When Elle Waters kicked off the Accessibility Summit conference with her Accessibility for UX talk, she captured everyone’s attention with her stories of challenging user experiences, explanation of why UX professionals don’t include accessibility in their work, and her UX professional’s accessibility coloring book.
Here are a few key takeaways from her presentation, along with some social media discussion:
Three Reasons Why UX Professionals Don’t Incorporate Accessibility in Their Work
- Accessibility is intimidating.
There are 203 general techniques for testing Web Content Accessibility Guidelines (WCAG), 94 HTML and XHTML techniques, 3 server-side scripting techniques, 3 plain text techniques, 19 Accessible Rich Internet Applications (ARIA) techniques, 35 Flash techniques, 23 PDF techniques, and many more.
And a multitude of devices.
Accessibility seems like a mountain of info you need to master. - Accessibility is hard.
Waters described her challenges with trying to add her sister to her Amazon Prime account.
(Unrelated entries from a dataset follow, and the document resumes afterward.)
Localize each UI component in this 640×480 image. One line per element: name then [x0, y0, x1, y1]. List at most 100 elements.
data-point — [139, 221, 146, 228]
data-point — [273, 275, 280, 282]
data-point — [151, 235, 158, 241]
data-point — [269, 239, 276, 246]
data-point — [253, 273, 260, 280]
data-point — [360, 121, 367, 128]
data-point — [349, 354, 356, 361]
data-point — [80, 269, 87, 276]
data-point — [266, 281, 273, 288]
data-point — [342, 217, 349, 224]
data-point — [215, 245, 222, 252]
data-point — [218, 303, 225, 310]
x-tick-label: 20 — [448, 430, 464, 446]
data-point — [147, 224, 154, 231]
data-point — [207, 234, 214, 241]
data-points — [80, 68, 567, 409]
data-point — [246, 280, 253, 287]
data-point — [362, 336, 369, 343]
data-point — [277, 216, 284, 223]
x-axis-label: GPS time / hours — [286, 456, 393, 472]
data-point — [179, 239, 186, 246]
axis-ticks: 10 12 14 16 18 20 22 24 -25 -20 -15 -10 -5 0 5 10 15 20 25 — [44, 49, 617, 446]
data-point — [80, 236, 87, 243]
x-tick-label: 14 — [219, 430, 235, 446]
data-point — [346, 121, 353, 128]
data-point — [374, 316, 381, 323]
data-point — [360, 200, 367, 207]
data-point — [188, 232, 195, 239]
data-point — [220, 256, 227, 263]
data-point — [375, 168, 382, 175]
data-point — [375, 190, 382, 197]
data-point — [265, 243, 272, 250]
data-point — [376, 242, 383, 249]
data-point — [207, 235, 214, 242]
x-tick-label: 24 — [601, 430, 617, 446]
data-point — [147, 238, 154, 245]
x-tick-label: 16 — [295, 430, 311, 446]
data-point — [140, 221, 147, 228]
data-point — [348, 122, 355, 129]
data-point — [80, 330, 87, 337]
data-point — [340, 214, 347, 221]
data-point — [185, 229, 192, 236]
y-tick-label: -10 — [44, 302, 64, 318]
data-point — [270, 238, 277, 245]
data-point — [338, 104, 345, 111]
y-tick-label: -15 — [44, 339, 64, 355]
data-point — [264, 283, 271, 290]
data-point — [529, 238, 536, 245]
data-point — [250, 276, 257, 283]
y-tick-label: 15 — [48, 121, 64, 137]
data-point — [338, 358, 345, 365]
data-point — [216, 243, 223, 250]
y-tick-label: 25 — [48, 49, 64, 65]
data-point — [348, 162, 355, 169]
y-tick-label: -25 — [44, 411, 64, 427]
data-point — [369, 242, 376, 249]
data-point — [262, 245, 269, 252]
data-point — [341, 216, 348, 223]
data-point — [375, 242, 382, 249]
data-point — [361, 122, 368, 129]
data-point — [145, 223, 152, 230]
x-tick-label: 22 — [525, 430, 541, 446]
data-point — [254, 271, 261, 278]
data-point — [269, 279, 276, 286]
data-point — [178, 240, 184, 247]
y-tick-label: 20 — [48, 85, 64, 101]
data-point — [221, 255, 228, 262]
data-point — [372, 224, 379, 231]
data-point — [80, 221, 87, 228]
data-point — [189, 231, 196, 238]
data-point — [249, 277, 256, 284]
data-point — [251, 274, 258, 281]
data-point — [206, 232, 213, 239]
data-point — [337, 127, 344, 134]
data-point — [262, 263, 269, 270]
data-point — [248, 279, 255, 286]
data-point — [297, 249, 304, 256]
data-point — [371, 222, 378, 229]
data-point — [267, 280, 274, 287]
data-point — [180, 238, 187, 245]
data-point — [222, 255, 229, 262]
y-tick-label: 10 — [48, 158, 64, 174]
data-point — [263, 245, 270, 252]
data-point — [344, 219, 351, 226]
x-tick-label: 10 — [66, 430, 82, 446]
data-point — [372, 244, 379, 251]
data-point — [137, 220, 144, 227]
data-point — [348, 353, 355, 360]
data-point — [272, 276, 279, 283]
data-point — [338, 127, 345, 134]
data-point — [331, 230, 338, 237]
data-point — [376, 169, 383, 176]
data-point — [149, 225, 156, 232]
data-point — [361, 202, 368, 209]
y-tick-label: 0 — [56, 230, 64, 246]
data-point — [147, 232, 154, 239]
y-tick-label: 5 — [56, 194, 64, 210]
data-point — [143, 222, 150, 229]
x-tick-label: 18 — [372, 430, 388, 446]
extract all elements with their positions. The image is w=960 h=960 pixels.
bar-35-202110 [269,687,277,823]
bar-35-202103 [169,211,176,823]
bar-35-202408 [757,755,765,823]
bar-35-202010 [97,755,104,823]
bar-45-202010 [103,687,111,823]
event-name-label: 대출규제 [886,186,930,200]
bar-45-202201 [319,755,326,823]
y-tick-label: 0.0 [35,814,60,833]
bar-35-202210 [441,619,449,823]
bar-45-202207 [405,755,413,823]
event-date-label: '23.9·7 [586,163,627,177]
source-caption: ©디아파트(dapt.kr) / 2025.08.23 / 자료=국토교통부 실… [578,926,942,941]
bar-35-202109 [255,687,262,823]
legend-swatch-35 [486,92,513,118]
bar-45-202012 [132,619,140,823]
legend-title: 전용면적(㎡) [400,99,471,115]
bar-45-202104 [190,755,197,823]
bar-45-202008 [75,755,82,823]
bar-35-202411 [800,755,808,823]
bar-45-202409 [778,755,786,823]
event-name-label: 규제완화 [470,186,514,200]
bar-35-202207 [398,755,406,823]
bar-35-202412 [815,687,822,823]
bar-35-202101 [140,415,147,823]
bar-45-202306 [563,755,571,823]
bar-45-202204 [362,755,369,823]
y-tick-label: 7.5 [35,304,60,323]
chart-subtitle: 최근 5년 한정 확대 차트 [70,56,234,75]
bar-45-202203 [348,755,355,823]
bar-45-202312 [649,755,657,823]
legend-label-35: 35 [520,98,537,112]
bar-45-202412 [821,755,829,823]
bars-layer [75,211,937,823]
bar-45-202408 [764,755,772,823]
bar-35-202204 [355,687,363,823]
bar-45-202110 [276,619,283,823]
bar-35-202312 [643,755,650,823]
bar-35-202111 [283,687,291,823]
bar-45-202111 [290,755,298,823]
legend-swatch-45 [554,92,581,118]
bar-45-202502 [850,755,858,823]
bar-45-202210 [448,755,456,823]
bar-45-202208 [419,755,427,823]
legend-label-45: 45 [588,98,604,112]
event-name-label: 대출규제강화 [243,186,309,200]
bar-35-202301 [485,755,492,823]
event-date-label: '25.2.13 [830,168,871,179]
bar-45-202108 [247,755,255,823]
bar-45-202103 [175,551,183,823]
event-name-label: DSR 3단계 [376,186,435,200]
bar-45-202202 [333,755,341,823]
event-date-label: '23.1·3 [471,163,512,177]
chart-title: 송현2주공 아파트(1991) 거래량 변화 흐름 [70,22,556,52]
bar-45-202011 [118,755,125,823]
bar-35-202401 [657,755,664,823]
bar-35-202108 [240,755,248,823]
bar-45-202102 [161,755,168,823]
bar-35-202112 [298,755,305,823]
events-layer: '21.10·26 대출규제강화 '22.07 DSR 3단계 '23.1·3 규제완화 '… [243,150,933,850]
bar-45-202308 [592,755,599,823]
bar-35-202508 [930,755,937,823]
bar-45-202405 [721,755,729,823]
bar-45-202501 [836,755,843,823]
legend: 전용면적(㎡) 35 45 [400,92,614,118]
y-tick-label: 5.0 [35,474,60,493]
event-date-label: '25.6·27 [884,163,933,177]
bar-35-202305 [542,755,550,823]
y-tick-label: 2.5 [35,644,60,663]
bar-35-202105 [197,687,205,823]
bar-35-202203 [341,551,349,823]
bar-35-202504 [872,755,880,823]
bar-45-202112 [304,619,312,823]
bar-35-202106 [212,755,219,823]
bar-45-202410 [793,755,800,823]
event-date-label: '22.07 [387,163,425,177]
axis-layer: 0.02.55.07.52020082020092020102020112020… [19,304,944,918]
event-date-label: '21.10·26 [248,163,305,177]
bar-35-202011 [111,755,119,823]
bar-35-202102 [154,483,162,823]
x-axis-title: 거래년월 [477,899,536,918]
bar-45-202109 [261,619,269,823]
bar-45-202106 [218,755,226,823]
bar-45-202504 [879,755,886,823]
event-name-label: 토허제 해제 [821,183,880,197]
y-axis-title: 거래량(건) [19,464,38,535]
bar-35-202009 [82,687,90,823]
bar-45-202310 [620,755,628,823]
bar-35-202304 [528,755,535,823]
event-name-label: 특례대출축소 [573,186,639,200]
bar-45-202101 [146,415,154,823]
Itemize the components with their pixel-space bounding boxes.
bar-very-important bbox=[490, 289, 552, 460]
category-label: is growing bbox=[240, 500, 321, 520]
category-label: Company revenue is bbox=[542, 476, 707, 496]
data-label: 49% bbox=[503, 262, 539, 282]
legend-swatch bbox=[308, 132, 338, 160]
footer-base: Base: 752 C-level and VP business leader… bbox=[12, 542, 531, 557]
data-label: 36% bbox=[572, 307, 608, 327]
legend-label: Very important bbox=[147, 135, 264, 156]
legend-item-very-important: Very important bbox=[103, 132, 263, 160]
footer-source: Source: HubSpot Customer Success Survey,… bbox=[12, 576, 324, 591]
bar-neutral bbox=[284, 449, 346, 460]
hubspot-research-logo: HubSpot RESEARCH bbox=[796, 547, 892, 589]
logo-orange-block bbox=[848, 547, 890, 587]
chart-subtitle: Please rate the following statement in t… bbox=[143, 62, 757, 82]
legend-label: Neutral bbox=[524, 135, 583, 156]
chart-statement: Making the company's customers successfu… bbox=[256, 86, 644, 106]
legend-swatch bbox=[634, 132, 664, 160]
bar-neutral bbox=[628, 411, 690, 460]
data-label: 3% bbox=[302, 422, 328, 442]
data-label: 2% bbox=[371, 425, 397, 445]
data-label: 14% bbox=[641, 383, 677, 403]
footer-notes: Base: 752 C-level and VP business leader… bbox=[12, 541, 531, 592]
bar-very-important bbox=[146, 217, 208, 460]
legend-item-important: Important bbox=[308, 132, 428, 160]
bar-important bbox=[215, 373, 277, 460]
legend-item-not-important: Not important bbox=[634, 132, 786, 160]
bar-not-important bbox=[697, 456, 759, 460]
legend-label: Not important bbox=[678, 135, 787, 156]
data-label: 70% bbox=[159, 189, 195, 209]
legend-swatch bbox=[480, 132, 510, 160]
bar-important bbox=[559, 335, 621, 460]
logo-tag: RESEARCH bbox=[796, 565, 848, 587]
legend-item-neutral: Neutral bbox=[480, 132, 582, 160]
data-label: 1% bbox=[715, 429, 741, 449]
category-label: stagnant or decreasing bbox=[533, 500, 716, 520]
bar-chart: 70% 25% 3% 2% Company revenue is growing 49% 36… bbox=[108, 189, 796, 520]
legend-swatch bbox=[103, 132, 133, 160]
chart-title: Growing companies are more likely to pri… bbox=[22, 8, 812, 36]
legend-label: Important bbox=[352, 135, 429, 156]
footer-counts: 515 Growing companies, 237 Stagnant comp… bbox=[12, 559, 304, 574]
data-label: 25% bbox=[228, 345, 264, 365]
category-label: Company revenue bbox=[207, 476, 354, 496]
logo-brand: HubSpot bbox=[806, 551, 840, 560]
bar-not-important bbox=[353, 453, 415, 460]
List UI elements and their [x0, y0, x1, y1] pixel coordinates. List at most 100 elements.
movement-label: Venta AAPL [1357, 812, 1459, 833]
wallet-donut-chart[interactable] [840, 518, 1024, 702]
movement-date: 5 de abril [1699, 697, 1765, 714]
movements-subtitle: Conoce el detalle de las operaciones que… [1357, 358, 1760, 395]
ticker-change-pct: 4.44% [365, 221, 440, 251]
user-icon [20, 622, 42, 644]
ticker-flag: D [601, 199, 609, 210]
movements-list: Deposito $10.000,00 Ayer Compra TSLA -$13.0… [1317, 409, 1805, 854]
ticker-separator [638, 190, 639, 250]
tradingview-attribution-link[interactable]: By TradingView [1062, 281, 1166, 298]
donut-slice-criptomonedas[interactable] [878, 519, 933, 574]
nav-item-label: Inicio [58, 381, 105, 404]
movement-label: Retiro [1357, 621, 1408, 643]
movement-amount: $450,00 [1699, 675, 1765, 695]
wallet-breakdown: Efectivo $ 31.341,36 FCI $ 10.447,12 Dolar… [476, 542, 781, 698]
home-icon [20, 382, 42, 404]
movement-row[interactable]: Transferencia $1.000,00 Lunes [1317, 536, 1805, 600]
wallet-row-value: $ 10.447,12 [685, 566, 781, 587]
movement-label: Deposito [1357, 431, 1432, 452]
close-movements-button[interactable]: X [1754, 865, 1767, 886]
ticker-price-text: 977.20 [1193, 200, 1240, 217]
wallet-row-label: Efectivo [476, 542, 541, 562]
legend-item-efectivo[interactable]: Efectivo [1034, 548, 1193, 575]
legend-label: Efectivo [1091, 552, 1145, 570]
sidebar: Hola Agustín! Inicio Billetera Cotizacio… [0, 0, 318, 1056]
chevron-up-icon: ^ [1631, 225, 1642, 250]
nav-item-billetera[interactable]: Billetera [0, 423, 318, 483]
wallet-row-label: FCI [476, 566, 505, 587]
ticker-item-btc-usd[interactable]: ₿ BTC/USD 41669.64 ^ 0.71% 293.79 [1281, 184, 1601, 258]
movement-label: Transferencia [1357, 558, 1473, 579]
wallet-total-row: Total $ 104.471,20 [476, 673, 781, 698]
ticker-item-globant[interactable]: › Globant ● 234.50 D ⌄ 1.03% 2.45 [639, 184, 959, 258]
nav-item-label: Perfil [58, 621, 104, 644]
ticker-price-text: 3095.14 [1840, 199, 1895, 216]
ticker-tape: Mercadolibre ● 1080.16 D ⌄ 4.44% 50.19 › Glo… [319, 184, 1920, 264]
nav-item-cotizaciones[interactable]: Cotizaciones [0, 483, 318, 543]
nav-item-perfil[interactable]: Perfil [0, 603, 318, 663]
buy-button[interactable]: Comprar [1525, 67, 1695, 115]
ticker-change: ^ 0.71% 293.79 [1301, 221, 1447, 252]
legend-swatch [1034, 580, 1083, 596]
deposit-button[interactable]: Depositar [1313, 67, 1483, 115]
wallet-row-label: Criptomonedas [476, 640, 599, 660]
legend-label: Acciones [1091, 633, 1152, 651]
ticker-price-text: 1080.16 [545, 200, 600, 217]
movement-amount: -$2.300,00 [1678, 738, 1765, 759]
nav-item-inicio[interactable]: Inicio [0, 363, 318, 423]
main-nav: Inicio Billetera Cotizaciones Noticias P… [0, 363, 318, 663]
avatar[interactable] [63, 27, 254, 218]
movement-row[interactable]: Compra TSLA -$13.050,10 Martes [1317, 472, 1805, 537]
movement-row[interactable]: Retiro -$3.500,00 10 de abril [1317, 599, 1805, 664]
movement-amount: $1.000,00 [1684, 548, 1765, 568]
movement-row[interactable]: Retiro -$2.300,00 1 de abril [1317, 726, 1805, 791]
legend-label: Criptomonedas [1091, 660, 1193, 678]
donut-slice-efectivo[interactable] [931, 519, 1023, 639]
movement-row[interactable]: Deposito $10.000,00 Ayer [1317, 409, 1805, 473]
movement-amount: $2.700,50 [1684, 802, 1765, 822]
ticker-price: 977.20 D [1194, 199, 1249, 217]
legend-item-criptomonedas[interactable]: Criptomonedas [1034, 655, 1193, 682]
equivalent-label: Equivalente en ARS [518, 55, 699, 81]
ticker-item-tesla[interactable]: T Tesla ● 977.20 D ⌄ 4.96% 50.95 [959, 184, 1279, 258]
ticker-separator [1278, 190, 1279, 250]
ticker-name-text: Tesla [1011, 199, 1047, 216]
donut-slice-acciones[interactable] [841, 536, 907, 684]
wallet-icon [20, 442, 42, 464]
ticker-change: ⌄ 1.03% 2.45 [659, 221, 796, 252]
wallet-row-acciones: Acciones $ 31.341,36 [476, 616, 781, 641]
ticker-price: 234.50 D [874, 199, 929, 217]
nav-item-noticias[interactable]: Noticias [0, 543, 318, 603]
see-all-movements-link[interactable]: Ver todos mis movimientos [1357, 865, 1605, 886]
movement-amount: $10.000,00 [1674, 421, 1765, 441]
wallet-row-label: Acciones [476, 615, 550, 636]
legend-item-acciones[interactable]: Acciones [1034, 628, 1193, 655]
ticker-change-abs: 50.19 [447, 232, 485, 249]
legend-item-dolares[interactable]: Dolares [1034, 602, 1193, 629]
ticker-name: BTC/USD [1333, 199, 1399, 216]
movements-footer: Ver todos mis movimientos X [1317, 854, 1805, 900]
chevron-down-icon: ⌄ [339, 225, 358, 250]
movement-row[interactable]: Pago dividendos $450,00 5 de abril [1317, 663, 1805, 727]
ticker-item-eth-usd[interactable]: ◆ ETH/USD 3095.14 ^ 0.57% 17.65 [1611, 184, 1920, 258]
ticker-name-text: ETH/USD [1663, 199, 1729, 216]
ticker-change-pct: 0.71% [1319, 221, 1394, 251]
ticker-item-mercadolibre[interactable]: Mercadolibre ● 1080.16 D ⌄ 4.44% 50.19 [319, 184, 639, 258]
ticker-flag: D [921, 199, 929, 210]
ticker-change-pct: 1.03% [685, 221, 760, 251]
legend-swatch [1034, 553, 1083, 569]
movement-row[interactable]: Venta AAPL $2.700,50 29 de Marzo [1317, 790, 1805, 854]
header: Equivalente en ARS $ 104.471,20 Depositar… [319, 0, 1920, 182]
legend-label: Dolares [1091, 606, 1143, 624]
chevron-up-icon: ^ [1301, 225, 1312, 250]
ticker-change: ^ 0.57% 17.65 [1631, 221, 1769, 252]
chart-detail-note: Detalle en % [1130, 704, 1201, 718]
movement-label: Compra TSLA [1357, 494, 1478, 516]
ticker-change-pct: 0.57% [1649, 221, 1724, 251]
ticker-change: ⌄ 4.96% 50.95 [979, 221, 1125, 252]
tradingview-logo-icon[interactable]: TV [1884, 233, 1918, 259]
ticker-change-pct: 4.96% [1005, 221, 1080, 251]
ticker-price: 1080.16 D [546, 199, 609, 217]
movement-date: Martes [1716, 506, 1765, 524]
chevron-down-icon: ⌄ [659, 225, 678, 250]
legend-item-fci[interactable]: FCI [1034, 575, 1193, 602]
Some account management options were only available on mobile, others only on the web.
As a power user, Waters took five to seven minutes to get through the process.
Imagine adding disabilities to the process, someone with cognitive disabilities, and the usability issue becomes an accessibility issue.
Accessibility is hard, because good design is hard. - Accessibility is not my job.
If accessibility isn’t your job, whose job is it?I don’t have a direct need to learn more about accessibility.
According to Waters, the difference between usability and accessibility is semantics and a matter of degrees.
A UX Professional’s Accessibility Coloring Book
- Obvious wins.
The hamburger icon looks more like a stack of pancakes than a navigational structure.
What really works: the word “Menu.” With your design patterns, obvious wins. - Make it simple. Make it easy.
Simplicity is the secret sauce to make sure your organization creates more usable content, and brings in more engagement from customers. - Make it consistent. Make it predictable.
A design pattern library is critical for accessibility success. Standardize on how you do things. Iterate and continuously improve your patterns.
If it’s standardized, it locks everything for accessibility. For example, developers don’t have to guess how to create an accessible model dialog. They’ll look to the design pattern library. - Change your perspective. Assume nothing.
People are drawn to design because they probe, ask questions.
Designers need to design for people who have completely different mental models than their own. - Go see. Gemba.
See how users are using your product or service. No amount of testing will show you more than seeing how users use your product.
Accessibility makes good designers great, and bad designers…obvious.